Thanks for the support and such a great product
Chuck Schaffner
cas7@cox.net

How to repeat:
any random set of numbers. calculate standard deviation and the verify the resut with excel.

Suggested fix:
Change function
[13 Sep 2003 4:23] Antony Curtis
Variance is defined as the square of the mean minus the mean of the squares.
So where does this "N-1" come from?
[13 Sep 2003 4:25] Antony Curtis
Oops, I meant the mean of the squares minus the square of the means.
[13 Sep 2003 7:08] Guilhem Bichot
Quoting some dictionary:
"The standard deviation of a random variable or list of numbers (the lowercase greek sigma) is the square of the variance. The standard deviation of the list x1, x2, x3...xn is given by the formula:

 sigma = sqrt(((x1-(avg(x)))^2 + (x1-(avg(x)))^2 +
              ...  + (xn(avg(x)))^2)/n)

The formula is used when all of the values in the population are known. If the values x1...xn are a random sample chosen from the population, then the sample Standard Deviation is calculated with same formula, except that (n-1) is used as the denominator."
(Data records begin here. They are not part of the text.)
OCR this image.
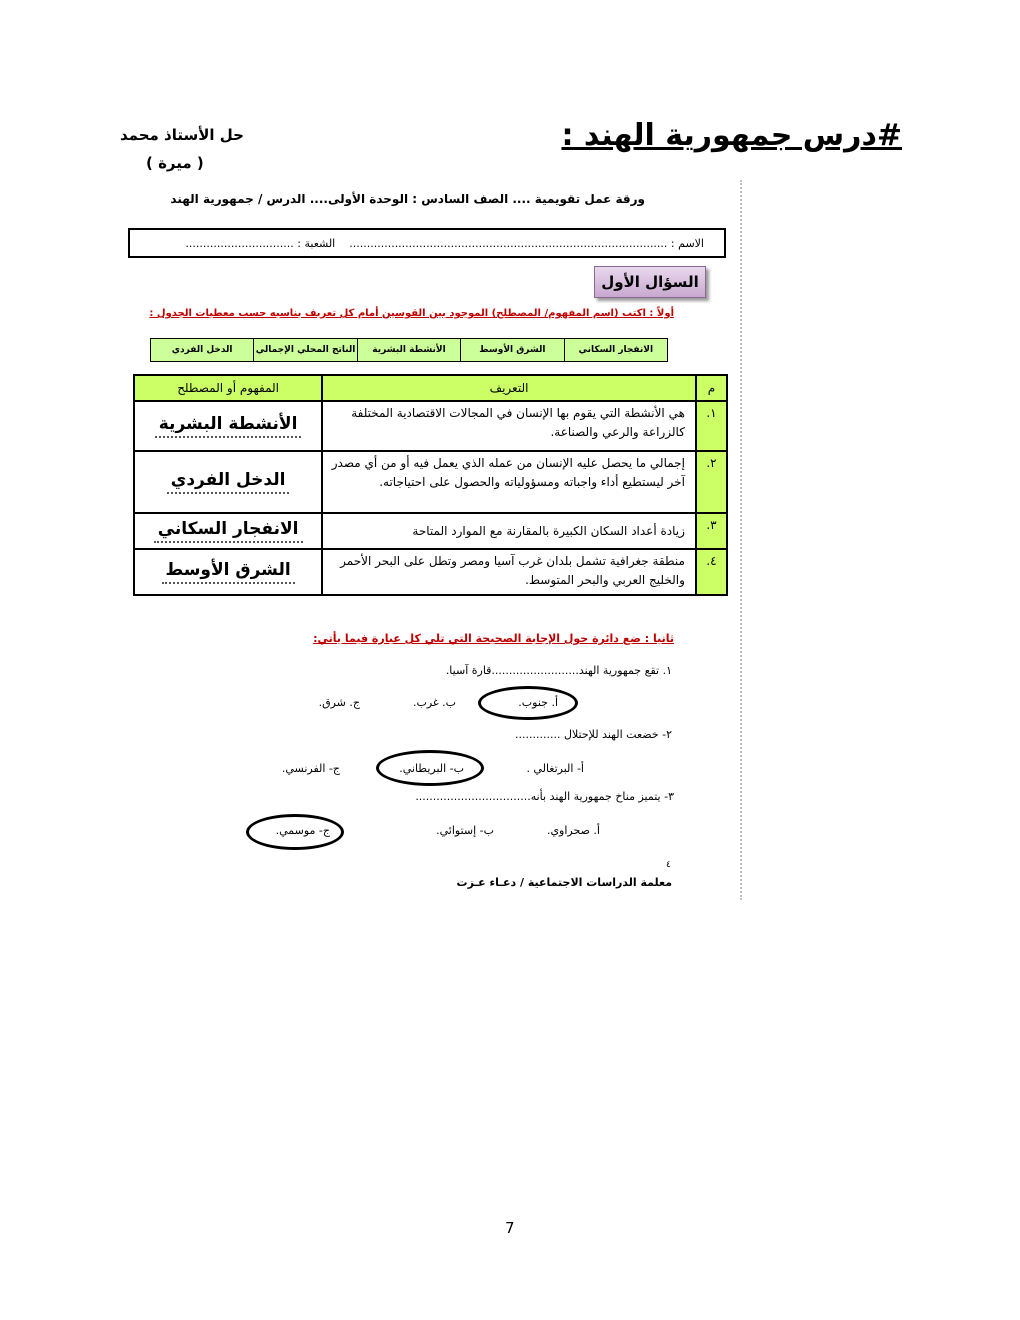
#درس جمهورية الهند :
حل الأستاذ محمد
( ميرة )
ورقة عمل تقويمية .... الصف السادس : الوحدة الأولى.... الدرس / جمهورية الهند
الاسم : ...........................................................................................
الشعبة : ...............................
السؤال الأول
أولاً : اكتب (اسم المفهوم/ المصطلح) الموجود بين القوسين أمام كل تعريف بناسبه حسب معطيات الجدول :
الانفجار السكاني
الشرق الأوسط
الأنشطة البشرية
الناتج المحلي الإجمالي
الدخل الفردي
م	التعريف	المفهوم أو المصطلح
١.	هي الأنشطة التي يقوم بها الإنسان في المجالات الاقتصادية المختلفة كالزراعة والرعي والصناعة.	الأنشطة البشرية
٢.	إجمالي ما يحصل عليه الإنسان من عمله الذي يعمل فيه أو من أي مصدر آخر ليستطيع أداء واجباته ومسؤولياته والحصول على احتياجاته.	الدخل الفردي
٣.	زيادة أعداد السكان الكبيرة بالمقارنة مع الموارد المتاحة	الانفجار السكاني
٤.	منطقة جغرافية تشمل بلدان غرب آسيا ومصر وتطل على البحر الأحمر والخليج العربي والبحر المتوسط.	الشرق الأوسط
ثانيا : ضع دائرة حول الإجابة الصحيحة التي تلي كل عبارة فيما يأتي:
١. تقع جمهورية الهند.........................قارة آسيا.
أ. جنوب.
ب. غرب.
ج. شرق.
٢- خضعت الهند للإحتلال .............
أ- البرتغالي .
ب- البريطاني.
ج- الفرنسي.
٣- يتميز مناخ جمهورية الهند بأنه.................................
أ. صحراوي.
ب- إستوائي.
ج- موسمي.
٤
معلمة الدراسات الاجتماعية / دعـاء عـزت
7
When you have a random sample, the mean of the rows is not exactly the mean of the population, so easy calculus shows that you need 1/(n-1) for the variance (calculated on the sample) to be an "unbiased estimate" of the variance of the population.
In MySQL, VARIANCE() (which is the square of STDDEV()) has 1/n, it considers the rows as the population (I'm documenting this now). Excel has VAR() (sample variance) and VARP() (population variance).
[13 Sep 2003 13:09] Charles Schaffner
Thanks for the very fast response. We use it for lab results and need the n-1 value so I will make a small function that will take your result and square it and mulitply it by n/(n-1) and then take the square root.

Thanks again
cas7@cox.net
[28 Feb 2005 19:30] Paul DuBois
VAR_SAMP() and STDDEV_SAMP() functions for
calculating sample variance and standard deviation
values have been added to MySQL 5.0.3.